At first, the dumped oxygen would react with reactive species and be chemically bound e.g. in rocks at the ocean floor. Partially, it was also absorbed and diluted in the oceans. After a certain oceanic concentration was reached, oxygen was released into the atmosphere and started to accumulate in land-side oxygen sinks by similar mechanisms. After all these oxygen sinks (‘dumps’) were filled, atmospheric oxygen levels began to increase dramatically within a few million years.

The effect that this had on existing life forms — even during the early evolution of oxygen-generating organisms — was catastrophic (hence the term Oxygen Catastrophy). Most life forms — obligate anaerobic ones — would have become extinct and paved the way for an entirely new generation of species: oxygen-tolerant and finally aerobic ones. The obligate anaerobes had no method to control cellular oxygen while later forms had these mechanisms in place.
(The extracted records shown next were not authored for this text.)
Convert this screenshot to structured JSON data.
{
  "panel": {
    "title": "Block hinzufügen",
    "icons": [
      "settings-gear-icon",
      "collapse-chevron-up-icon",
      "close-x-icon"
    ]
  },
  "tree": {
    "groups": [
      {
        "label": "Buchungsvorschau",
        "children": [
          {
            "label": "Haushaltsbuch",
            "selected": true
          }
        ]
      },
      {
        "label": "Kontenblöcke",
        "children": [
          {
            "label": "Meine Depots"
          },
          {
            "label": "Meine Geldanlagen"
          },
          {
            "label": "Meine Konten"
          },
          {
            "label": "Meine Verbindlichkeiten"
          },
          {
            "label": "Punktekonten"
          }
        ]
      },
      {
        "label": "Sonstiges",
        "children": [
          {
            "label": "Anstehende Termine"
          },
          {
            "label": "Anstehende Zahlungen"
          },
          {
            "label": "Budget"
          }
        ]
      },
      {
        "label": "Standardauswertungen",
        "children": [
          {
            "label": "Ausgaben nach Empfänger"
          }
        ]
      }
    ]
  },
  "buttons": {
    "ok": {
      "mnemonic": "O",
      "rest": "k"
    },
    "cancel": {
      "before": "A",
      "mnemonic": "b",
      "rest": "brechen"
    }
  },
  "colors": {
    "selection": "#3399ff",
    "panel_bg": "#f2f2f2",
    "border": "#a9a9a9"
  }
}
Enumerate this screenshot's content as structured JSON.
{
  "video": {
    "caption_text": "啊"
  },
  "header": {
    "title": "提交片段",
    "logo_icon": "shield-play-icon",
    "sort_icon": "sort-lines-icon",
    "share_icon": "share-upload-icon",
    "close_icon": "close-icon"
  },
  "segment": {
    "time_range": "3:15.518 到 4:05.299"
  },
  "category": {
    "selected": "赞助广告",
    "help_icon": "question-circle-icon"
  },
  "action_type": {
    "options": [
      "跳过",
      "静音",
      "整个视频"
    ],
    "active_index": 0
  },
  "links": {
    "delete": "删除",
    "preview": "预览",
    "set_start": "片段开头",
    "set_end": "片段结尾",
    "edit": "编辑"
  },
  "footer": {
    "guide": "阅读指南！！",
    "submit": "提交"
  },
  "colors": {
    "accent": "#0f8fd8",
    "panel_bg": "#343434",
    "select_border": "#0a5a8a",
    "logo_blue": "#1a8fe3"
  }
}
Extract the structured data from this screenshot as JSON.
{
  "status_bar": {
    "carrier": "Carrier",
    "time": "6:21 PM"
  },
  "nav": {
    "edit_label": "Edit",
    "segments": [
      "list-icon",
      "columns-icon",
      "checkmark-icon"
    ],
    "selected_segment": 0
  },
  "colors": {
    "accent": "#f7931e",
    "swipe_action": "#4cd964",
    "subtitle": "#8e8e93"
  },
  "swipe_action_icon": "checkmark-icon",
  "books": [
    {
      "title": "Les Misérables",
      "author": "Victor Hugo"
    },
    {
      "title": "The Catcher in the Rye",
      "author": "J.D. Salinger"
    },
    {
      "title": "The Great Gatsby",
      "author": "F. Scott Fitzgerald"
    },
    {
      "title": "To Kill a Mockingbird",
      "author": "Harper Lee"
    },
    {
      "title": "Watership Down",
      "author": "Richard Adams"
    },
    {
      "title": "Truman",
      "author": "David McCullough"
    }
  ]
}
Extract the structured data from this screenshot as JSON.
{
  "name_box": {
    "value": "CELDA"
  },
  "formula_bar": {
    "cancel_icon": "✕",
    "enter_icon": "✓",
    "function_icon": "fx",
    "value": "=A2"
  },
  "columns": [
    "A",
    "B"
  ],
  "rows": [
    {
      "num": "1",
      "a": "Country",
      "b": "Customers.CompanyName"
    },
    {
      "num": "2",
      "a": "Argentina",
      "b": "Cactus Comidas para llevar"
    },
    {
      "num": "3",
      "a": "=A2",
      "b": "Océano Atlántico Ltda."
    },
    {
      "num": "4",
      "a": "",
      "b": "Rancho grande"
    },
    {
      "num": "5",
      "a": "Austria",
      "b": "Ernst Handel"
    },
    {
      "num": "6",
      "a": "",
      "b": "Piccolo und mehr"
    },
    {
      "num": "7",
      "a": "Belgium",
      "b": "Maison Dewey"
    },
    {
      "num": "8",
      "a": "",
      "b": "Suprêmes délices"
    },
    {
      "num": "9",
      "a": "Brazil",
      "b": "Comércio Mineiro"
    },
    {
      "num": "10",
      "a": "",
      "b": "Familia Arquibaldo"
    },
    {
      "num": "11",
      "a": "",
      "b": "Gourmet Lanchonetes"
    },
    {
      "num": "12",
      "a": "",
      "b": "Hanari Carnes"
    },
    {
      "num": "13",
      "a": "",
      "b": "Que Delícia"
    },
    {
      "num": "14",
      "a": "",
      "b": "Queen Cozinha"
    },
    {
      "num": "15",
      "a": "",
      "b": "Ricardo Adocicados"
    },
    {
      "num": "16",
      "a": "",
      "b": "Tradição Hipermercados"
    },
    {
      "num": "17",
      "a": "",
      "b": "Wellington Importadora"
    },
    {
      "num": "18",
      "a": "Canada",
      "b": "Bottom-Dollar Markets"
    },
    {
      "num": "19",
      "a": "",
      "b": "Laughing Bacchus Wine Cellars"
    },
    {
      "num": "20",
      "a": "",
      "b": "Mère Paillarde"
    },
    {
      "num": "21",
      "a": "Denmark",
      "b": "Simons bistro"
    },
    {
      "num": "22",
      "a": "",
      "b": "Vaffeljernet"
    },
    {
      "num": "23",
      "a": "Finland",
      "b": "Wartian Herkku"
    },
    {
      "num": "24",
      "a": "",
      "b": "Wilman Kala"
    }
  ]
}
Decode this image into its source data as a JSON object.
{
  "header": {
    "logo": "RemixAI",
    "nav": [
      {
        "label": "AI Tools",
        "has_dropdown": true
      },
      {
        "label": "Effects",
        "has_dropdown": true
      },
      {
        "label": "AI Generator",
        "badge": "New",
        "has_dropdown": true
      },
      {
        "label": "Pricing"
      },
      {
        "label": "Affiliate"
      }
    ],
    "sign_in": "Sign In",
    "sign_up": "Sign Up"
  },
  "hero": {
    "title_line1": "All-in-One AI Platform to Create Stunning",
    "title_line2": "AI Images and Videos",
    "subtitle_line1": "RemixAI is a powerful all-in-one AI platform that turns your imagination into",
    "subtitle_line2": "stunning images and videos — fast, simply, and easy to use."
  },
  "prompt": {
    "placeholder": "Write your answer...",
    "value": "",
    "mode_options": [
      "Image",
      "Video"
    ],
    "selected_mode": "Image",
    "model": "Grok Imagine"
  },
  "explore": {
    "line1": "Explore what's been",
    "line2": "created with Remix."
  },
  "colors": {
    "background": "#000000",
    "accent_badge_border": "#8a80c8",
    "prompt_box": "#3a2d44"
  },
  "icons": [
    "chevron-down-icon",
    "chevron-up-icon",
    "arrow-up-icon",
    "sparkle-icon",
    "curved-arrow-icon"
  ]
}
The great advantage of having molecular, atmospheric or ocean-dissolved oxygen as an energy source is that it can supply a lot more energy than non-oxygenic processes: think of the amount of heat generated by burning and compare that to most other chemical processes to understand the difference. However, any organism relying on the use of oxygen must also cope with the by-products that can occur during oxidation — both desired oxidation procedures and undesired, spontaneous ones. Aerobic organisms tend to have a large battery of peroxidases and superoxide-dismutases for the controlled degradation of peroxides $\ce{R-O-O-H}$ and superoxides $\ce{H-O-O^.}$ — even though these species autodegrade almost at diffusion-controlled rates. The reason is that these reactive species, generated by the use of oxygen, would create too much havoc to allow them to degrade themselves; organisms must degrade them specifically and with minimal danger to the cell as quickly as possible.
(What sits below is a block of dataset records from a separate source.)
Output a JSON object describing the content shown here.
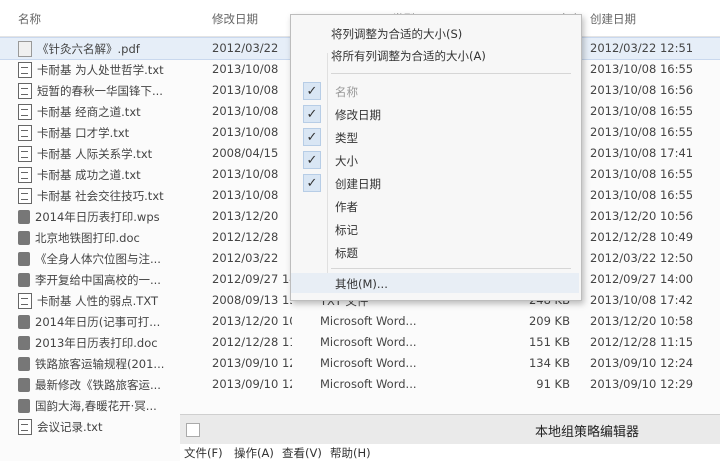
{
  "columns": {
    "name": "名称",
    "modified": "修改日期",
    "type": "类型",
    "size": "大小",
    "created": "创建日期"
  },
  "files": [
    {
      "name": "《针灸六名解》.pdf",
      "modified": "2012/03/22",
      "type": "",
      "size": "",
      "created": "2012/03/22 12:51",
      "icon": "pdf-icon"
    },
    {
      "name": "卡耐基 为人处世哲学.txt",
      "modified": "2013/10/08",
      "type": "",
      "size": "",
      "created": "2013/10/08 16:55",
      "icon": "text-file-icon"
    },
    {
      "name": "短暂的春秋一华国锋下...",
      "modified": "2013/10/08",
      "type": "",
      "size": "",
      "created": "2013/10/08 16:56",
      "icon": "text-file-icon"
    },
    {
      "name": "卡耐基 经商之道.txt",
      "modified": "2013/10/08",
      "type": "",
      "size": "",
      "created": "2013/10/08 16:55",
      "icon": "text-file-icon"
    },
    {
      "name": "卡耐基 口才学.txt",
      "modified": "2013/10/08",
      "type": "",
      "size": "",
      "created": "2013/10/08 16:55",
      "icon": "text-file-icon"
    },
    {
      "name": "卡耐基 人际关系学.txt",
      "modified": "2008/04/15",
      "type": "",
      "size": "",
      "created": "2013/10/08 17:41",
      "icon": "text-file-icon"
    },
    {
      "name": "卡耐基 成功之道.txt",
      "modified": "2013/10/08",
      "type": "",
      "size": "",
      "created": "2013/10/08 16:55",
      "icon": "text-file-icon"
    },
    {
      "name": "卡耐基 社会交往技巧.txt",
      "modified": "2013/10/08",
      "type": "",
      "size": "",
      "created": "2013/10/08 16:55",
      "icon": "text-file-icon"
    },
    {
      "name": "2014年日历表打印.wps",
      "modified": "2013/12/20",
      "type": "",
      "size": "",
      "created": "2013/12/20 10:56",
      "icon": "wps-doc-icon"
    },
    {
      "name": "北京地铁图打印.doc",
      "modified": "2012/12/28",
      "type": "",
      "size": "",
      "created": "2012/12/28 10:49",
      "icon": "word-doc-icon"
    },
    {
      "name": "《全身人体穴位图与注...",
      "modified": "2012/03/22",
      "type": "",
      "size": "",
      "created": "2012/03/22 12:50",
      "icon": "word-doc-icon"
    },
    {
      "name": "李开复给中国高校的一...",
      "modified": "2012/09/27 14:00",
      "type": "Microsoft Word...",
      "size": "248 KB",
      "created": "2012/09/27 14:00",
      "icon": "word-doc-icon"
    },
    {
      "name": "卡耐基 人性的弱点.TXT",
      "modified": "2008/09/13 13:27",
      "type": "TXT 文件",
      "size": "248 KB",
      "created": "2013/10/08 17:42",
      "icon": "text-file-icon"
    },
    {
      "name": "2014年日历(记事可打...",
      "modified": "2013/12/20 10:58",
      "type": "Microsoft Word...",
      "size": "209 KB",
      "created": "2013/12/20 10:58",
      "icon": "word-doc-icon"
    },
    {
      "name": "2013年日历表打印.doc",
      "modified": "2012/12/28 11:15",
      "type": "Microsoft Word...",
      "size": "151 KB",
      "created": "2012/12/28 11:15",
      "icon": "word-doc-icon"
    },
    {
      "name": "铁路旅客运输规程(201...",
      "modified": "2013/09/10 12:24",
      "type": "Microsoft Word...",
      "size": "134 KB",
      "created": "2013/09/10 12:24",
      "icon": "word-doc-icon"
    },
    {
      "name": "最新修改《铁路旅客运...",
      "modified": "2013/09/10 12:29",
      "type": "Microsoft Word...",
      "size": "91 KB",
      "created": "2013/09/10 12:29",
      "icon": "word-doc-icon"
    },
    {
      "name": "国韵大海,春暖花开·冥...",
      "modified": "",
      "type": "",
      "size": "",
      "created": "",
      "icon": "word-doc-icon"
    },
    {
      "name": "会议记录.txt",
      "modified": "",
      "type": "",
      "size": "",
      "created": "",
      "icon": "text-file-icon"
    }
  ],
  "context_menu": {
    "fit_column": "将列调整为合适的大小(S)",
    "fit_all": "将所有列调整为合适的大小(A)",
    "items": [
      {
        "label": "名称",
        "checked": true,
        "disabled": true
      },
      {
        "label": "修改日期",
        "checked": true
      },
      {
        "label": "类型",
        "checked": true
      },
      {
        "label": "大小",
        "checked": true
      },
      {
        "label": "创建日期",
        "checked": true
      },
      {
        "label": "作者",
        "checked": false
      },
      {
        "label": "标记",
        "checked": false
      },
      {
        "label": "标题",
        "checked": false
      }
    ],
    "more": "其他(M)..."
  },
  "policy_window": {
    "title": "本地组策略编辑器",
    "menu": [
      "文件(F)",
      "操作(A)",
      "查看(V)",
      "帮助(H)"
    ]
  },
  "colors": {
    "selection": "#e6eef8",
    "menu_bg": "#f7f7f7",
    "check_bg": "#d9e6f4"
  }
}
And this is also the question why high oxygen levels can be considered toxic. Oxygen reacts with organic molecules present in the cell in an undesired fashion to generate the more reactive peroxides and superoxides. If they cannot be captured and destroyed quickly enough, they create more havoc by randomly oxidising further parts of the cell in undesired fashions potentially causing protein malfunction, DNA damage, cell wall damage and more. The higher the exterior oxygen concentration, the higher the lung oxygen concentration and the higher the blood oxygen level and cellular oxygen level. The higher the cellular oxygen concentration, the more damage it can perform to a cell and the harder it is for the peroxidases and superoxide-dismutases to keep the reactive species under control. Thus, more damage occurs leading, finally, to that bit of damage that can no longer be controlled.
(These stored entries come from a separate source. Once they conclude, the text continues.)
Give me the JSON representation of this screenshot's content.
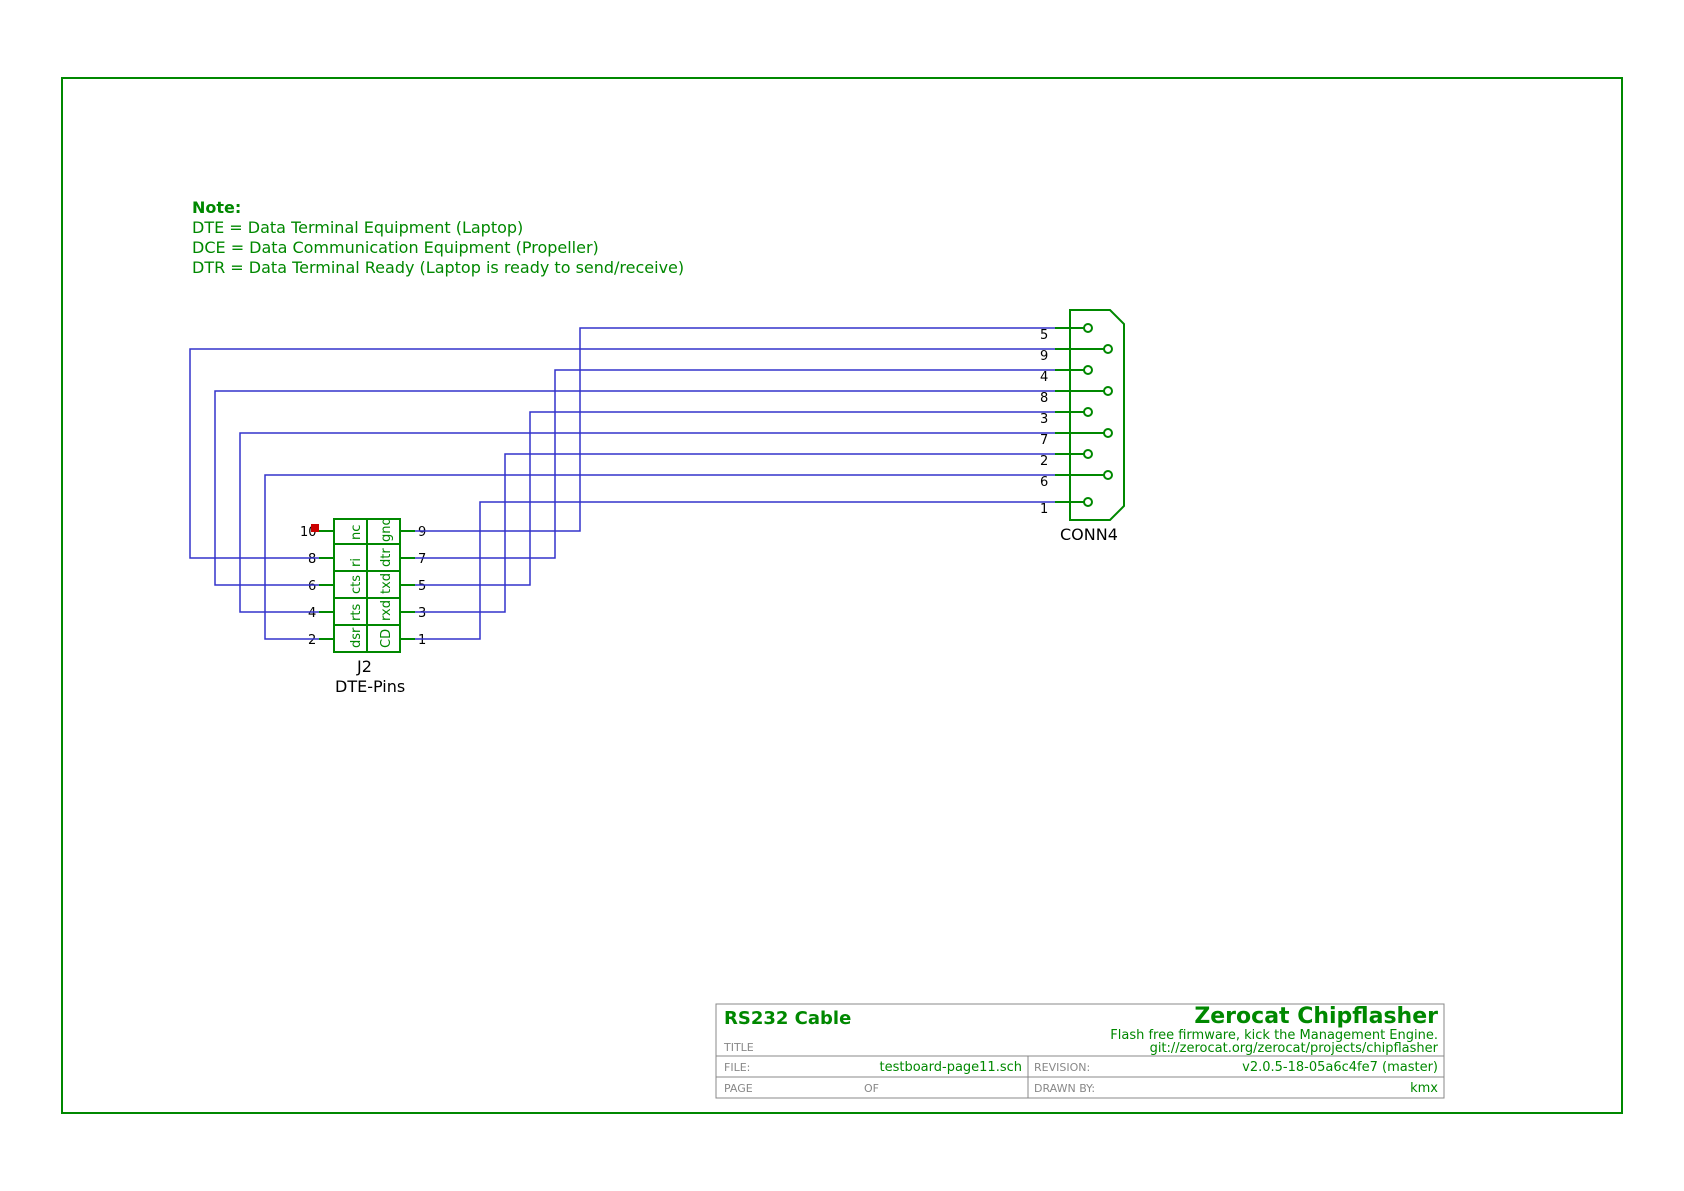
{
  "note": {
    "title": "Note:",
    "line1": "DTE = Data Terminal Equipment (Laptop)",
    "line2": "DCE = Data Communication Equipment (Propeller)",
    "line3": "DTR = Data Terminal Ready (Laptop is ready to send/receive)"
  },
  "j2": {
    "ref": "J2",
    "name": "DTE-Pins",
    "pins": {
      "p1": "1",
      "p2": "2",
      "p3": "3",
      "p4": "4",
      "p5": "5",
      "p6": "6",
      "p7": "7",
      "p8": "8",
      "p9": "9",
      "p10": "10",
      "n1": "CD",
      "n2": "dsr",
      "n3": "rxd",
      "n4": "rts",
      "n5": "txd",
      "n6": "cts",
      "n7": "dtr",
      "n8": "ri",
      "n9": "gnd",
      "n10": "nc"
    }
  },
  "conn4": {
    "ref": "CONN4",
    "pins": {
      "p1": "1",
      "p2": "2",
      "p3": "3",
      "p4": "4",
      "p5": "5",
      "p6": "6",
      "p7": "7",
      "p8": "8",
      "p9": "9"
    }
  },
  "titleblock": {
    "title": "RS232 Cable",
    "project": "Zerocat Chipflasher",
    "tagline": "Flash free firmware, kick the Management Engine.",
    "url": "git://zerocat.org/zerocat/projects/chipflasher",
    "label_title": "TITLE",
    "label_file": "FILE:",
    "file": "testboard-page11.sch",
    "label_rev": "REVISION:",
    "rev": "v2.0.5-18-05a6c4fe7 (master)",
    "label_page": "PAGE",
    "label_of": "OF",
    "label_drawn": "DRAWN BY:",
    "drawn": "kmx"
  }
}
A catch-it-all term for this is oxidative stress. All the different reactions are too numerous and too diverse to be presented here (or even on a medium as Wikipedia), but they all involve the reactive peroxides, superoxides and hydroxyl radicals $\ce{HO^.}$ (which I didn’t mention yet, but which are also terribly reactive).


Tl;dr: oxygen is great in principle, but too reactive. Cells can cope well with ambient oxygen levels and keep the reactive species under control. A rise in oxygen levels will generate too many harmful, reactive species that the cell can no longer control.